On 2nd August 2012 the NEC for the Tobacco Industry made a determination.  It ordered that Respondent pay Appellant an NEC Grade 8 wage.  Appellant then appealed to this Court.  Respondent opposed the appeal.  The grounds of appeal are couched in clumsy terms.  However it became clear in oral argument that Appellant’s case was that the increment he was awarded by NEC is less than what he is entitled to.

Appellant based his case on the Notice issued by the NEC dated 9th March 2009.  A copy is filed of record.  Its penultimate paragraph read as follows,

“Notwithstanding the minimum wages set out in Annexure I below, any employee who is in receipt of a wage in excess of the minimum wages

shall have their wages increased by the percentage difference between the last grade one wage and their last wage.”

Respondent’s attorney urged the Court to construe the notice in light of the circumstances obtaining at the time.  The multi-currency regime had just been established in this country.  Some employers had already started paying wages in United States Dollars (USD) in February 2009.  When the notice came out in March 2009, the idea was to protect the interests of those who had already been awarded USD wages which were higher than the minima set by the NEC.  Appellant had been awarded a wage higher than the minima.  Therefore his wage required no adjustment.  That in essence, was Respondent’s case.

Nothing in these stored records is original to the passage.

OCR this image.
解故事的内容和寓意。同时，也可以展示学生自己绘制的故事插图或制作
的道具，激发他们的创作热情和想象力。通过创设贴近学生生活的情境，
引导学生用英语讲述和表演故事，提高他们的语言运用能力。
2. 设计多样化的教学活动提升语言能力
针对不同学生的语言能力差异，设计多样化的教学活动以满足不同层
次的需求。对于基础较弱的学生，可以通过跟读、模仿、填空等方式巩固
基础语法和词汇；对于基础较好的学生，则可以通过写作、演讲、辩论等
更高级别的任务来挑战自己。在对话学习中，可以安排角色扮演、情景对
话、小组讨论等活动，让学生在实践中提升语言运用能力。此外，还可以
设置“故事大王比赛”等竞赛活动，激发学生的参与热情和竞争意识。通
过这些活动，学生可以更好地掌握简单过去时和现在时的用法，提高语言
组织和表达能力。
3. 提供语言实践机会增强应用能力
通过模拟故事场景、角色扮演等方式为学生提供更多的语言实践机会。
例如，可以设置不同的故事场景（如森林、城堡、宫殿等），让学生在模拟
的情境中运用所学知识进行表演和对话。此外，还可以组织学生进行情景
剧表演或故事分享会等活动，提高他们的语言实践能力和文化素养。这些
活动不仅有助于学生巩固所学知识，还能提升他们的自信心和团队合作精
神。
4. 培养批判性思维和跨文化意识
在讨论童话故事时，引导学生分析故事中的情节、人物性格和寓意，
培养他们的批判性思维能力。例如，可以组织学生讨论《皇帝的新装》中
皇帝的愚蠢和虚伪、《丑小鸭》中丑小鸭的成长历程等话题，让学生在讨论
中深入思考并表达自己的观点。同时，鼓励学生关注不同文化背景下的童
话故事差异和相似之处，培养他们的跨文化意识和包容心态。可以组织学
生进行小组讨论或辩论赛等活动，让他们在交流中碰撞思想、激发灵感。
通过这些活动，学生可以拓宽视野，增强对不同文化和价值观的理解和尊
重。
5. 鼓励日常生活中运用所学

Appellant relied on the specific wording of the Notice.  The underlined portion of the notice made it clear that it was intended to award increments even for employees in receipt of wages above the minima. The percentage increment is provided for.  It was the percentage difference between the last Grade One wage and each employee’s “last wage”.  It is also clear from the context that last wage referred to the Zimbabwe Dollar (ZWD) wage just before “dollarization” in February 2009. Using that formula Appellant calculated the adjustment due on his wage thus,

*101,546,272,790,00 x 69.24**  152.32.

***46,157,396,724.00

The figure marked * represents Appellant’s last ZWD wage per fortnight. The figure marked ** represents his first USD salary set by Respondent.  The figure marked *** represents the last Grade One wage in ZWD.  I am persuaded

that  this calculation expresses the clear intent of the Notice issued by the NEC.  This caters for employees who were already receiving high wages for whatever reason.  They were meant to receive percentage increments similar to their colleagues.  That would accord with the requirement to treat employees equitably.

My finding relates to increases just after dollarization.  It means that Appellant’s current salary needs to be readjusted taking into account all other increments in the period between dollarization and now.  Therefore I shall remit the matter back to the NEC to re-adjust Appellant’s wages in light of my findings and to calculate the shortfalls due to him.

Wherefore it is ordered that,

The appeal is hereby allowed;

The matter is remitted back to the NEC Tobacco Industry for it to

re-adjust upwards, Appellant’s current wage in light of the findings in this judgment and to calculate the shortfalls due to him.